4.3 The amounts deductible under these heads will have to be determined in the light of the facts of a particular case on the basis of the material produced by the contractor.
4.4 Only where the labour and other like charges are not ascertainable from the books of accounts maintained by a works contractor the same shall be arrived at by adopting standard percentage rate prescribed in the table provided under rule 25(2) of the Haryana Value Added Tax Rules, 2003. It may also be noted that while allowing deductions towards labour and other like charges actually incurred and ascertainable from the books of account, the gross profit earned by the builder or developer on such charges are also allowable as deduction.
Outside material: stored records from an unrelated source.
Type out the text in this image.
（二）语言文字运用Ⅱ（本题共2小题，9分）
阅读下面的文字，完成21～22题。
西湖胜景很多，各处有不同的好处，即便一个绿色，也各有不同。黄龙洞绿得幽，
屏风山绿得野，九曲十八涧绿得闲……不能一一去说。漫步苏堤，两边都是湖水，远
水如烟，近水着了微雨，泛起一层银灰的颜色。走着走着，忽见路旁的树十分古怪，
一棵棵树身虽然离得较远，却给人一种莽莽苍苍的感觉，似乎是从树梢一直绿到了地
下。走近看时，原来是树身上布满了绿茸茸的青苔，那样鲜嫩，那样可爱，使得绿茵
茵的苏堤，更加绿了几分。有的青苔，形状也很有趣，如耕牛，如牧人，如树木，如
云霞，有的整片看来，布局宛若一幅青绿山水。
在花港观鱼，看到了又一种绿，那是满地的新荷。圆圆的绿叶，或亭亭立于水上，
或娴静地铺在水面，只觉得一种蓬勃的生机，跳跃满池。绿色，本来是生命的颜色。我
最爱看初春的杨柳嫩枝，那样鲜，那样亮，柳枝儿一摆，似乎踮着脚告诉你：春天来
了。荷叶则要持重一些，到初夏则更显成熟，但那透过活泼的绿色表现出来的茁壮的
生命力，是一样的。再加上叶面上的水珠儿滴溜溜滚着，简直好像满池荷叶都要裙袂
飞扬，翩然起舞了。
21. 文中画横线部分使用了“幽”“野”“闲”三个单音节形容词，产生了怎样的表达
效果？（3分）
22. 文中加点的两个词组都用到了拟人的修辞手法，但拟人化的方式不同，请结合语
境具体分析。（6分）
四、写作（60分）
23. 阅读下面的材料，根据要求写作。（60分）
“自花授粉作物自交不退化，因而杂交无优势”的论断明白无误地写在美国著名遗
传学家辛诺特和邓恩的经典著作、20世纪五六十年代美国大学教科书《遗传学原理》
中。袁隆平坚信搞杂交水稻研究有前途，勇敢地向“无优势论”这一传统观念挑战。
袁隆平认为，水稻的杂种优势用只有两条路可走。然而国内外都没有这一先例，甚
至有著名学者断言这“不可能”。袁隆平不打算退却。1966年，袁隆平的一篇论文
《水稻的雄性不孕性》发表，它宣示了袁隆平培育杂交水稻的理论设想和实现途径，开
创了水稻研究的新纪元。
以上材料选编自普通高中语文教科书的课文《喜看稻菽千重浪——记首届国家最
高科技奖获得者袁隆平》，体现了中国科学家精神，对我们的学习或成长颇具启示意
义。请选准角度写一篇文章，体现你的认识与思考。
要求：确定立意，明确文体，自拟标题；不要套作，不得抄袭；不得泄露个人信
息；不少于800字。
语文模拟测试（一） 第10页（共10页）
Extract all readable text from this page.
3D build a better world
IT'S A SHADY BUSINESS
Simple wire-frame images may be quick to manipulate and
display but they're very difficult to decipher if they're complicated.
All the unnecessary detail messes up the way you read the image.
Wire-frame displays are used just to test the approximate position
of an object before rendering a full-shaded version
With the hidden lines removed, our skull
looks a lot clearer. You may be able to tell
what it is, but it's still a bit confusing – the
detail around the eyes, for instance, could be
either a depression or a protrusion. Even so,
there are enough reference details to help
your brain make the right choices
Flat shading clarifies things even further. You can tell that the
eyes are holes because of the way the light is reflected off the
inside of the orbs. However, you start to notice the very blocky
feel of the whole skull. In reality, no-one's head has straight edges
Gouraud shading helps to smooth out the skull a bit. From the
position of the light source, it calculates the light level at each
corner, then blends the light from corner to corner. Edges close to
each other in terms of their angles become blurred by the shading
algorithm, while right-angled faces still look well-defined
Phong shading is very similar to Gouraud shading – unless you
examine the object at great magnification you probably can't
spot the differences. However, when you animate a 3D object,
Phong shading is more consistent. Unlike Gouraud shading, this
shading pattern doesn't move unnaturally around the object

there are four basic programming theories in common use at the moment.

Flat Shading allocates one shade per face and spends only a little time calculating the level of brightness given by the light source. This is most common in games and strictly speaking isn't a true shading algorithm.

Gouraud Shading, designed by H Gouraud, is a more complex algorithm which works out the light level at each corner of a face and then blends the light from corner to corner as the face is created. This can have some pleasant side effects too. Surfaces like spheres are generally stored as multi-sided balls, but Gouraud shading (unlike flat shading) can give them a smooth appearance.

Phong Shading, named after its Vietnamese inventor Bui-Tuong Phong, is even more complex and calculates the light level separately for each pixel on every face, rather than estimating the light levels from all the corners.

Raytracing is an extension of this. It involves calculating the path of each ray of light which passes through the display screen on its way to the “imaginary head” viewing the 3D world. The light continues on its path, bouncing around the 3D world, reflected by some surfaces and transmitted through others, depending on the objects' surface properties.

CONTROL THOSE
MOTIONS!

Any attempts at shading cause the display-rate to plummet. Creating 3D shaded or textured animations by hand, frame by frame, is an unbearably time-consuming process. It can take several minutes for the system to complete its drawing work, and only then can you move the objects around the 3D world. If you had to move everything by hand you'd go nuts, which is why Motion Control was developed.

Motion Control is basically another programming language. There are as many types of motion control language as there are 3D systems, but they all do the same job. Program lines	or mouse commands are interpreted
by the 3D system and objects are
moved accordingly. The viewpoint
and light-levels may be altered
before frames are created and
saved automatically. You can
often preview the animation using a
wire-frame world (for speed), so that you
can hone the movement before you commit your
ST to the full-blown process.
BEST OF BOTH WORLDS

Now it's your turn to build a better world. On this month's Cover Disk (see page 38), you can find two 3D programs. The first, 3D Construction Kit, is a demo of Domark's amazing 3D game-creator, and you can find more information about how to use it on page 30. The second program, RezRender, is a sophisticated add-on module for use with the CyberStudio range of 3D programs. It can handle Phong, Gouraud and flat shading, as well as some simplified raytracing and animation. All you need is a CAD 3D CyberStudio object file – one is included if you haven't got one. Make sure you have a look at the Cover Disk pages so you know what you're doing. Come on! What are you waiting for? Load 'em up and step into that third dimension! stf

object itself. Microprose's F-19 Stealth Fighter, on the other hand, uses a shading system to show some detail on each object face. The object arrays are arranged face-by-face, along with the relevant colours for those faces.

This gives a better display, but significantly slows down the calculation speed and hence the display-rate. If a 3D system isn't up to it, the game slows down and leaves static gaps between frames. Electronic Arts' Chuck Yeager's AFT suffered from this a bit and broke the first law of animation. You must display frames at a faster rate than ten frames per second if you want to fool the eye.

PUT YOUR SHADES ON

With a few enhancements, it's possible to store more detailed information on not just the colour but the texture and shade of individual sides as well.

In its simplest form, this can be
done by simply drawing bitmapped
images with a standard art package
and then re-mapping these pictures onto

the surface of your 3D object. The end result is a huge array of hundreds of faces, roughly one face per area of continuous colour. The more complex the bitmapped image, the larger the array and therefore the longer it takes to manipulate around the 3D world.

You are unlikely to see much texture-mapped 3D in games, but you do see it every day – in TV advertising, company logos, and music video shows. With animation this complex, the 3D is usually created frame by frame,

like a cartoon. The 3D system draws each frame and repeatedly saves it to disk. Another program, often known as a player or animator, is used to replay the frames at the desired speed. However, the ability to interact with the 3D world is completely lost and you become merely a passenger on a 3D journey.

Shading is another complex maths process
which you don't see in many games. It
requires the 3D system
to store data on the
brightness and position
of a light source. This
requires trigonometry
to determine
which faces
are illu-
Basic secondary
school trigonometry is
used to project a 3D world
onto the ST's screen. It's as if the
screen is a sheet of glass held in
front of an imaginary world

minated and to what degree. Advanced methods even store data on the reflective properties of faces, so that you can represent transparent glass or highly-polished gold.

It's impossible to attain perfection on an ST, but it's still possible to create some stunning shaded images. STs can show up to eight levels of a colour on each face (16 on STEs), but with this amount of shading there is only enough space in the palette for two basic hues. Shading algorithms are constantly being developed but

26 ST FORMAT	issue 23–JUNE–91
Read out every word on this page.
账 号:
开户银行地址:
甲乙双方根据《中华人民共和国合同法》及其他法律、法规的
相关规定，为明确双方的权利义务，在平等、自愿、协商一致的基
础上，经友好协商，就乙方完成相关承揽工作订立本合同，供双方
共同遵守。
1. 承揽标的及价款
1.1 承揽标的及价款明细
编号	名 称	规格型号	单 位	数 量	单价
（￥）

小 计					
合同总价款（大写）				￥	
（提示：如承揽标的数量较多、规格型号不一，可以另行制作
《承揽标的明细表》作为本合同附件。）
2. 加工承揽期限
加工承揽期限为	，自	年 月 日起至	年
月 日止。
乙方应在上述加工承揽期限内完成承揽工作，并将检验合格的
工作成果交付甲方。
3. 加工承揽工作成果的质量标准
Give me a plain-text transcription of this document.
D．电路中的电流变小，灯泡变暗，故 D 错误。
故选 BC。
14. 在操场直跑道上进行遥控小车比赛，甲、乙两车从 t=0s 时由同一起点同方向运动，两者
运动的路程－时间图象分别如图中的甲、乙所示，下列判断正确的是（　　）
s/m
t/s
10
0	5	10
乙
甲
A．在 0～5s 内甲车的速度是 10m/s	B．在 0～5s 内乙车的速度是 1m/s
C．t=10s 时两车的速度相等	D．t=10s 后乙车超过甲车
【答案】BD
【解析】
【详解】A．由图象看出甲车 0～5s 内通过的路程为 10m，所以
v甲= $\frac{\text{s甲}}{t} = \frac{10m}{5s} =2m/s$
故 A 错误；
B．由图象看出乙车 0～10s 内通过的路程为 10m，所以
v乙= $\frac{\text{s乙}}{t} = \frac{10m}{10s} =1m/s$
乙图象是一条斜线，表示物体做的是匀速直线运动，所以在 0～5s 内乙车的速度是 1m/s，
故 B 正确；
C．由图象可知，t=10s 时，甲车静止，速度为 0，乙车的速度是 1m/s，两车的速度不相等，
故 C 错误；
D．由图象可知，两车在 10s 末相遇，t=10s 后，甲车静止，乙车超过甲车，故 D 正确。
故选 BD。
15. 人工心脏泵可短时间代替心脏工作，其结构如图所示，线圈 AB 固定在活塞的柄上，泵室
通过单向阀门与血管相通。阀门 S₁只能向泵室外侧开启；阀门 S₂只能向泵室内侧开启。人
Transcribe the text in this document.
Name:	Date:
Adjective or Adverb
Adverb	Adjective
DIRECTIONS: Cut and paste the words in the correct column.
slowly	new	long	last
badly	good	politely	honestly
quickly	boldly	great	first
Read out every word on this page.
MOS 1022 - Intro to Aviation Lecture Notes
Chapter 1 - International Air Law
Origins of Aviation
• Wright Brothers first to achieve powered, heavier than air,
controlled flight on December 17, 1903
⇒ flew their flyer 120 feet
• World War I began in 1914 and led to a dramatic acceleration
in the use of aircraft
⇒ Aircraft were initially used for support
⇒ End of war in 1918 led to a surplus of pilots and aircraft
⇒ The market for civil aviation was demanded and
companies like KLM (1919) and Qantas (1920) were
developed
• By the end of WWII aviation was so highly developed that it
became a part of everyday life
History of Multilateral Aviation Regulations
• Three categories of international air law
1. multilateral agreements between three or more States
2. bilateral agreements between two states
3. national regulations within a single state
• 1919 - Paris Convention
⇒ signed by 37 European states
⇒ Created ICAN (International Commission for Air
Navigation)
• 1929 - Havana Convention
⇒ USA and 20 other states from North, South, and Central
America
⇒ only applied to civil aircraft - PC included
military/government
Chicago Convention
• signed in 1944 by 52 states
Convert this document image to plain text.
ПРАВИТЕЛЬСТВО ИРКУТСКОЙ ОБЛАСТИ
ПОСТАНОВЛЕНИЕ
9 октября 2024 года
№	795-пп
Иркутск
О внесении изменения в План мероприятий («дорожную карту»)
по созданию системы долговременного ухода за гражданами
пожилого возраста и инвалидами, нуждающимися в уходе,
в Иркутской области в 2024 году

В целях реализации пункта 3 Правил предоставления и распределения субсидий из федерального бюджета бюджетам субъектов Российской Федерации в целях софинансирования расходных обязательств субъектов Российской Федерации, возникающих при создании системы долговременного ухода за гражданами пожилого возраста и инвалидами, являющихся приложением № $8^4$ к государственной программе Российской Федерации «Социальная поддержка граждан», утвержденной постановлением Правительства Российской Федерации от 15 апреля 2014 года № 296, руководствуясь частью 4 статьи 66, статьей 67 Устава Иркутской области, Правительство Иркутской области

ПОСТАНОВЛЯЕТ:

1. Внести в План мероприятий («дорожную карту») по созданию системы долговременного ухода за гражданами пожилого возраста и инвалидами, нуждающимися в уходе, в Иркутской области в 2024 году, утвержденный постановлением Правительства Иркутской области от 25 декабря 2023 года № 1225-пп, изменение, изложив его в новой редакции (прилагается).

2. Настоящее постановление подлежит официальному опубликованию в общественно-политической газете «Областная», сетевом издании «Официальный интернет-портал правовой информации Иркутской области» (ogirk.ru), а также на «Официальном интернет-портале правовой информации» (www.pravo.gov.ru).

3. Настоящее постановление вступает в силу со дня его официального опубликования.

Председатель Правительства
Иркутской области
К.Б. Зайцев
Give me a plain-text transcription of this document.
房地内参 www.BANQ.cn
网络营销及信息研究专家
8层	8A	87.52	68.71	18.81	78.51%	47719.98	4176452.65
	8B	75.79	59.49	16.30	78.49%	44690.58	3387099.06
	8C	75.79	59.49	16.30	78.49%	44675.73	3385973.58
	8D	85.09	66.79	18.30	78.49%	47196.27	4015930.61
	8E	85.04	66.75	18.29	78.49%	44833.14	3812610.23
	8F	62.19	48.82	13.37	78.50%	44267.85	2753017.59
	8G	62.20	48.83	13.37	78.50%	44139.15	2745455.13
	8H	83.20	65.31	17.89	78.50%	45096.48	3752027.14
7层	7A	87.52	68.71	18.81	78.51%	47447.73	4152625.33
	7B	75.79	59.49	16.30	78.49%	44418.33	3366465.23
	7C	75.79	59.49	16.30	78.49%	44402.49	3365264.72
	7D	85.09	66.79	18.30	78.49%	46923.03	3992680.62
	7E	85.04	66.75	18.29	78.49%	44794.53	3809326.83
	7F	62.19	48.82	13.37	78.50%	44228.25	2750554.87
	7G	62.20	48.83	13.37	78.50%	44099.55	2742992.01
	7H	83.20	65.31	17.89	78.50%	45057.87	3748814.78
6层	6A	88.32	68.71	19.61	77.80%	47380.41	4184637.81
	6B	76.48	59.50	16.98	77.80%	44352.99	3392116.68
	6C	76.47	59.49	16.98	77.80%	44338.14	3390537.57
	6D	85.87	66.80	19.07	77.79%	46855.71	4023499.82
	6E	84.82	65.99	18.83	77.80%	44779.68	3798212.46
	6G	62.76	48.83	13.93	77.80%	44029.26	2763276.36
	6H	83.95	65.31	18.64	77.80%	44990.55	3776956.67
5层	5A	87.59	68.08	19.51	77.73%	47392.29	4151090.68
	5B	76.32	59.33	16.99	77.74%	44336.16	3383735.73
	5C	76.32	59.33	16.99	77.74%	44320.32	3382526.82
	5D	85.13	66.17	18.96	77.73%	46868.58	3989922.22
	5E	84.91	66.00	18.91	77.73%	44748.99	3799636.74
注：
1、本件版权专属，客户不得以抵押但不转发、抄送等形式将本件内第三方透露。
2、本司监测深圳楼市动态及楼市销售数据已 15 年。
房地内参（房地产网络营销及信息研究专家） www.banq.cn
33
However, where deduction is allowed at standard rates under rule 25(2) of the Haryana VAT Rules, 2003, no further deduction towards profit margin is allowable.
4.5 Further, if the works contract has been executed partly or wholly through a sub-contractor, then not only the profit earned by the sub-contractor on account of labour and like charges is allowable as deduction, even the gross profit earned by the main contractor on such charges shall also be allowable as deduction.
5). All the concerned shall note and follow the above instructions in all the applicable cases. It is to be noted that the above instructions are based on the terms of the general agreements and contracts relating to the civil works contracts and judgments of the Hon’ble Supreme Court and would be applicable wherever the facts and circumstances are similar. Unless any term or condition of a contract or agreement relating to execution of a civil works contract makes it totally different from the transactions discussed above, the above instructions shall be followed in all cases of civil works contracts.
6). These instructions should be brought to the notice of all the assessing authorities working under your control for immediate follow up. A complete exercise and survey should be conducted in your district for all the works contractors/builders and developers of buildings/flats and a complete dossier be prepared and regularly updated for ready reference.